High Sulfate Resistance Cement is used in concrete with high sulfate exposure, mainly in cases where soil or groundwater has a high sulfate content. Strength from concrete made with sulfate resistance cement will develop more slowly than with the general hydraulic cement. A low water-cement ratio and a low permeability are essential for concrete exposed to sulfates.

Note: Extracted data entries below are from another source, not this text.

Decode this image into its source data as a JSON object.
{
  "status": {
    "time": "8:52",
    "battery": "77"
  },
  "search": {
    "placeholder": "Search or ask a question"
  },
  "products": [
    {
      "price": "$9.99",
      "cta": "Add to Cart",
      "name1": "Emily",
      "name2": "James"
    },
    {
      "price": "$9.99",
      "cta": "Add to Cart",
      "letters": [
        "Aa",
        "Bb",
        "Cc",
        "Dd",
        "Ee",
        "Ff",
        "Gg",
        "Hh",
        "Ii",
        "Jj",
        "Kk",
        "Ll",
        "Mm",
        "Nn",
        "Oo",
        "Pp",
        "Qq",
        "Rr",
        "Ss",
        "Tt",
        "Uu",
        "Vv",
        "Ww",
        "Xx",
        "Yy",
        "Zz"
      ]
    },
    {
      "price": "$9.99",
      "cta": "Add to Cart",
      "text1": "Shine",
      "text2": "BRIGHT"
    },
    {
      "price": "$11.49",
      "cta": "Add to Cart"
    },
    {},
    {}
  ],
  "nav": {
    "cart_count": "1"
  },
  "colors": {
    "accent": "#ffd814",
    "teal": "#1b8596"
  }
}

White Portland Cement is distinct from regular grey cement by its white colour. It complies with general use and early high strength cements applicable CSA specifications. Manufacturing process using negligible amounts of iron and magnesium oxides produces its white colour. White portland cement is mostly used for architectural purposes: precast curtain walls, cladding panels, terrazzo, stucco, cement paint, ceramic grout or decorative concrete. It is recommended for white or coloured concrete, grouts or mortar.
Cement Uses and Designations According to North American Standards
|wdt_ID||Cement standard||General use||Moderate heat of hydration||High early strength||Low heat of hydration||Moderate sulfate resistance||High sulfate resistance||Alkali-silica-reaction resistance (ASR)|
|2||ASTM C 150||I||II||III||IV||II||V||Low alkali option|
|3||CSA A3001 Cementitious Materials||GUb-S GUb-F GUb-SF Ternary GUb-xx/yy||MHb-S MHb-F MHb-SF Ternary MHb-xx/yy||HEb-S HEb-F HEb-SF Ternary HEb-xx/yy||LHb-S LHb-F LHb-SF Ternary LHb-xx/yy||MSb-S MSb-F MSb-SF Ternary MSb-xx/yy||HSb-S HSb-F HSb-SF Ternary HSB-xx/yy||Low reactivity option|
|4||ASTM C 1157 Hydraulic Cement||GU||MH||HE||LH||MS||HS||Option R|
Cements with Supplementary Cementitious Materials and Limestone Cement
Cements with a Reduced Environmental Footprint
Coming out of the kiln, clinker is cooled then grounded to a fine powder with 5% to 7% gypsum. Manufactured by Synergia™ process, this cement is already eco-efficient. By using other methods, it is possible to reduce even more the carbon footprint of cement by adding limestone or supplementary cementitious materials.
Just approved fairly recently, the Canadian Standards Association standard CSA-A3001-08 allows the addition of up to 15 % of limestone to cement, thus producing what is called «limestone cement». In comparison, for the same amount of regular GU cement, limestone GU (GUL) has a greater amount of limestone replacing the clinker. GUL cement maintains the same physico-chemical characteristics as GU cement.
Cement with Cementitious Supplementary Materials
Binary and ternary cement blend incorporates cementitious supplementary materials such as: silica fume, fly ash and blast furnace slag. These ingredients are wastes from industrial processes that are being recovered. These wastes are rerouted from landfills where they would have normally ended their service life. Adding supplementary cementitious materials to replace a portion of the cement content reduces the environmental footprint considerably. These cements are often specified for environmental value projects such as LEED® certified buildings.